[EM] Fwd: U/P voting: new name for simple 3-level method.
C.Benham
cbenham at adam.com.au
Thu Sep 8 14:13:07 PDT 2016
C: But above you are suggesting that U/P somehow uses a both a 2-slot
ballot and a 3-slot ballot. Which is it?
J:3 slots. Where and how do I suggest otherwise?
C: I pasted in where you wrote (in a message you said I was free to send
to EM) this:
> J: "On the 3-slot ballots, they vote A>B. On the 2-slot ballots, they
> vote A. These are perfectly consistent."
C: That was in response to me asking you how, in an example you gave,
how some voters were able to vote one
"unacceptable" candidate above another (they voted A>>B>C).
J: In MTA, if no candidate is majority preferred and several are
majority approved/acceptable, the most approved wins.
C: No, that is MCA.
MTA says that if the most top-rated candidate is top-rated by a majority
then s/he wins, otherwise if more than one candidate
is approved (voted above bottom) on a majority of ballots then the one
of them that is most top-rated wins, otherwise the most
approved candidate wins.
And I now notice that is that last clause that makes it different from
U/P. When no candidate is majority approved it can give
a different result.
I would say usually the Approval winner pairwise-beats the Top-Ratings
winner, and of course is more "broadly supported".

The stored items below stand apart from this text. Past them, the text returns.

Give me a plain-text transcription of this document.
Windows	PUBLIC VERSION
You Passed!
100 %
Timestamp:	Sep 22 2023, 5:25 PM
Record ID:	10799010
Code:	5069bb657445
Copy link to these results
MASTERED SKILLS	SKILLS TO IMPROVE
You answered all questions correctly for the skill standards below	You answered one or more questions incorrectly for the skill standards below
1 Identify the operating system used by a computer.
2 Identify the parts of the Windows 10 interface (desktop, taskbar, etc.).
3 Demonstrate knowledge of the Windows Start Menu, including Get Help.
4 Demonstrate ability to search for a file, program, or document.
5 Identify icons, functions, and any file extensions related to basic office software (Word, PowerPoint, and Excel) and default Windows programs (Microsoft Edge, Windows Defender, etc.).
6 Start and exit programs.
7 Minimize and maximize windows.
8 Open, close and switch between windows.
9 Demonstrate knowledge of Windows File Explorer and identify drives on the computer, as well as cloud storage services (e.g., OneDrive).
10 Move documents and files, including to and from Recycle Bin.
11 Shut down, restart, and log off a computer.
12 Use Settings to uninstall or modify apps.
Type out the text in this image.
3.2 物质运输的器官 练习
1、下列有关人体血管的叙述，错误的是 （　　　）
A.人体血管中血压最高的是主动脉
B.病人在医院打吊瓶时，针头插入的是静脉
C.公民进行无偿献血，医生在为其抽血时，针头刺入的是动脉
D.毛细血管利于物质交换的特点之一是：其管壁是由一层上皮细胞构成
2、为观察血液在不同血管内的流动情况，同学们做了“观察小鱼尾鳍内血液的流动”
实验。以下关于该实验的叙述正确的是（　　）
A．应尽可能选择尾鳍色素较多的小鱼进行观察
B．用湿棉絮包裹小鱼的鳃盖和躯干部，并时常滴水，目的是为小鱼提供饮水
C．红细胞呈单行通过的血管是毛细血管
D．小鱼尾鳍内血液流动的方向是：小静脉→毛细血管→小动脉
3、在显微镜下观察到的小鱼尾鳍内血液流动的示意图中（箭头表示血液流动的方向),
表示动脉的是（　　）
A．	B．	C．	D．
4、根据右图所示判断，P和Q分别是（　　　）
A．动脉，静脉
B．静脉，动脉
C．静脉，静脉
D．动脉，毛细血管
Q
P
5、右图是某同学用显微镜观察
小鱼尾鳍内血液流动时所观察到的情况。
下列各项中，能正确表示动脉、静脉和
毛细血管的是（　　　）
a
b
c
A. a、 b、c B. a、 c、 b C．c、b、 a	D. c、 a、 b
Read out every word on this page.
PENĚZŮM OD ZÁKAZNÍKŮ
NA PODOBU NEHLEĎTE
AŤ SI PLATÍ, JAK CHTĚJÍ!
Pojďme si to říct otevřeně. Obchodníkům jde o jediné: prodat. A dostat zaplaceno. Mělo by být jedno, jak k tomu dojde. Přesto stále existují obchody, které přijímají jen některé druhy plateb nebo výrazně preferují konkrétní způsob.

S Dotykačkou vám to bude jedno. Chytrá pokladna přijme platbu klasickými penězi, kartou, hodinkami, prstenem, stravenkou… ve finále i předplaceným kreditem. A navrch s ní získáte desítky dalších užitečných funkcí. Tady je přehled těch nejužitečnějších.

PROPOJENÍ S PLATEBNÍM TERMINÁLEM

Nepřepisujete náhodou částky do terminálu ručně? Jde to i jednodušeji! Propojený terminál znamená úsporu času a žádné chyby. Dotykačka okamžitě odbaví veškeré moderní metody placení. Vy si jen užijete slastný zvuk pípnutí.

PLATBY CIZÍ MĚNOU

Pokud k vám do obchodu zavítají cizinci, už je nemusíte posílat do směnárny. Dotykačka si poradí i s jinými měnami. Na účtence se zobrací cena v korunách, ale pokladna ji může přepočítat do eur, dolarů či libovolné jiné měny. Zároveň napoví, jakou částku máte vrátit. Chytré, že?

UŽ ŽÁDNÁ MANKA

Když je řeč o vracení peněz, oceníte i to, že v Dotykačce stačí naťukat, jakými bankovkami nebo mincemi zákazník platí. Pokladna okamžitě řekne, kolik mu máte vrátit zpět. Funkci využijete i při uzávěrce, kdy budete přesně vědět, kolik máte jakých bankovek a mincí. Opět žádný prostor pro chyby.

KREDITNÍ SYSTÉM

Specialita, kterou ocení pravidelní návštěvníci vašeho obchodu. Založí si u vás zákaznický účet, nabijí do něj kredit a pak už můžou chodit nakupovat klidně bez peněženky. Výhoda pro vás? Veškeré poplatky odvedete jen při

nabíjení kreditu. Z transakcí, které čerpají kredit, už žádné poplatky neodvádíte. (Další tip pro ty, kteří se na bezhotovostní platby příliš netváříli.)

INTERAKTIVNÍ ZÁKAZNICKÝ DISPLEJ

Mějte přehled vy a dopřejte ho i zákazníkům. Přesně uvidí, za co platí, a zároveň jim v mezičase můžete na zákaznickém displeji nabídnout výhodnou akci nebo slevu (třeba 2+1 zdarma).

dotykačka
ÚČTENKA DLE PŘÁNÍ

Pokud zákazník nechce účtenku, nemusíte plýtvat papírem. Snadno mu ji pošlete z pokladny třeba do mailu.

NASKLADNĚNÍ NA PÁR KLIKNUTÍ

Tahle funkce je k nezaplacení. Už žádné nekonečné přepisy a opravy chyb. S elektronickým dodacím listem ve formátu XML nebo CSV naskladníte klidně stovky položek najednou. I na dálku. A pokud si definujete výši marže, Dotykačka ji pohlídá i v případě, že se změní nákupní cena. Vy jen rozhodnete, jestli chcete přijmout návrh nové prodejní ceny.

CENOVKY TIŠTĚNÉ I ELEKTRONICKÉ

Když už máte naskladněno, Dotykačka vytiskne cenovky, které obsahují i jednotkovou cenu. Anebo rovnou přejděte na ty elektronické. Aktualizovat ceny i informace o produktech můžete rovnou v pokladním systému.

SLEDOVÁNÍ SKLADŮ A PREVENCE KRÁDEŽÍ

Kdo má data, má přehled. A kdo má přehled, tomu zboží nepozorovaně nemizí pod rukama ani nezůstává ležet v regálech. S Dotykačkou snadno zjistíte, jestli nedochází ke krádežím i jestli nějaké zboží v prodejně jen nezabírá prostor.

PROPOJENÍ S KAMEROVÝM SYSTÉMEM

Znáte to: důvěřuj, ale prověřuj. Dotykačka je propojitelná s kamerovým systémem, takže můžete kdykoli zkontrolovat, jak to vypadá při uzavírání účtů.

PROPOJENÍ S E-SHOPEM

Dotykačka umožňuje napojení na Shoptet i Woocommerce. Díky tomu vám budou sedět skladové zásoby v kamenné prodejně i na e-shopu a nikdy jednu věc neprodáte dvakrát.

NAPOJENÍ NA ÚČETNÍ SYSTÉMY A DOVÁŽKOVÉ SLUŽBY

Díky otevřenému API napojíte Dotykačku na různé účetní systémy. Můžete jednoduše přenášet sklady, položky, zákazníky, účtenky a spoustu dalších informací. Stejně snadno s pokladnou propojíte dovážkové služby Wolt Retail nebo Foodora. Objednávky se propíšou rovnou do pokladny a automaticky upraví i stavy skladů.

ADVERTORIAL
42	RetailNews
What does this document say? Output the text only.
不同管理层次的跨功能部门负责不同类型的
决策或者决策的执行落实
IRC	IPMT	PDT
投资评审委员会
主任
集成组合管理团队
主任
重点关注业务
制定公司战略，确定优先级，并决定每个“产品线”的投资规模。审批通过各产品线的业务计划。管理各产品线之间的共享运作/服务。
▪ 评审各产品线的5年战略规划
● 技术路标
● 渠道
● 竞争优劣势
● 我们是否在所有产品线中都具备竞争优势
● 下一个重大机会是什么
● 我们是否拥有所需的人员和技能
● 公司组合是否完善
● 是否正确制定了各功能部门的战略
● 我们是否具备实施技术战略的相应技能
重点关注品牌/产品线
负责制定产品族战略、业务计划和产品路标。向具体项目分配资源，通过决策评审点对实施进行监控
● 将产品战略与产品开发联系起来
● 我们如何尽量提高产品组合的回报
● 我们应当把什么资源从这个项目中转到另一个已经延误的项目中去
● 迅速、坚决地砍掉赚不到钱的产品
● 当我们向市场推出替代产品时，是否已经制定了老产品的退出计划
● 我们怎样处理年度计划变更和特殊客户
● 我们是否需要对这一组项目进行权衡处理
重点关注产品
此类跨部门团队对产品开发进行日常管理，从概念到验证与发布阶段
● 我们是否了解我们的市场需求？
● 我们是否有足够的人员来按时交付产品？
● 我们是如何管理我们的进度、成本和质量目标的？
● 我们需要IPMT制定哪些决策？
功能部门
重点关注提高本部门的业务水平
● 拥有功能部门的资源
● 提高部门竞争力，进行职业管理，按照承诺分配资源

MTA (with default rating bottom) I think is my favourite of the methods
that fail Irrelevant Ballots.
Chris Benham
On 9/9/2016 4:58 AM, Jameson Quinn wrote:
>
>
>
>> C: Again, I'd be interested in seeing a plausible example of
>> when U/P doesn't elect the Approval winner.
>>
>> Easy.
>> 20: A>>B>C
>> 35: B>A>>C
>> 45: C>>A=B
>>
>> Threshold in approval is >>. In U/P, voters are as expressive
>> as possible.
>>
>>
>> C: On 3-slot ratings ballots, how are the 20 A supporters able to
>> vote one unapproved candidate above the other?
>
>> On the 3-slot ballots, they vote A>B. On the 2-slot ballots, they
>> vote A. These are perfectly consistent.
>
> C: But above you are suggesting that U/P somehow uses a both a
> 2-slot ballot and a 3-slot ballot. Which is it?
>
>
> 3 slots. Where and how do I suggest otherwise?
>
>
> Actually it seems to me that the stripped-down 3-slot version (if
> default rating is "Unacceptable") is actually the same method
> as MTA. "Unacceptable" is just the inverse of "Approved". Any
> candidate who doesn't get a majority "Unacceptable" score must
> get a majority Approval score.
>
>
> Not the same. In MTA, if no candidate is majority preferred and
> several are majority approved/acceptable, the most approved wins; in
> U/P, the most preferred wins. This is the only difference, aside from
> secondary issues like ballot design. I believe U/P is better in this
> case as it makes a chicken strategy harder to pull off successfully; a
> clean cliff rather than a slippery slope.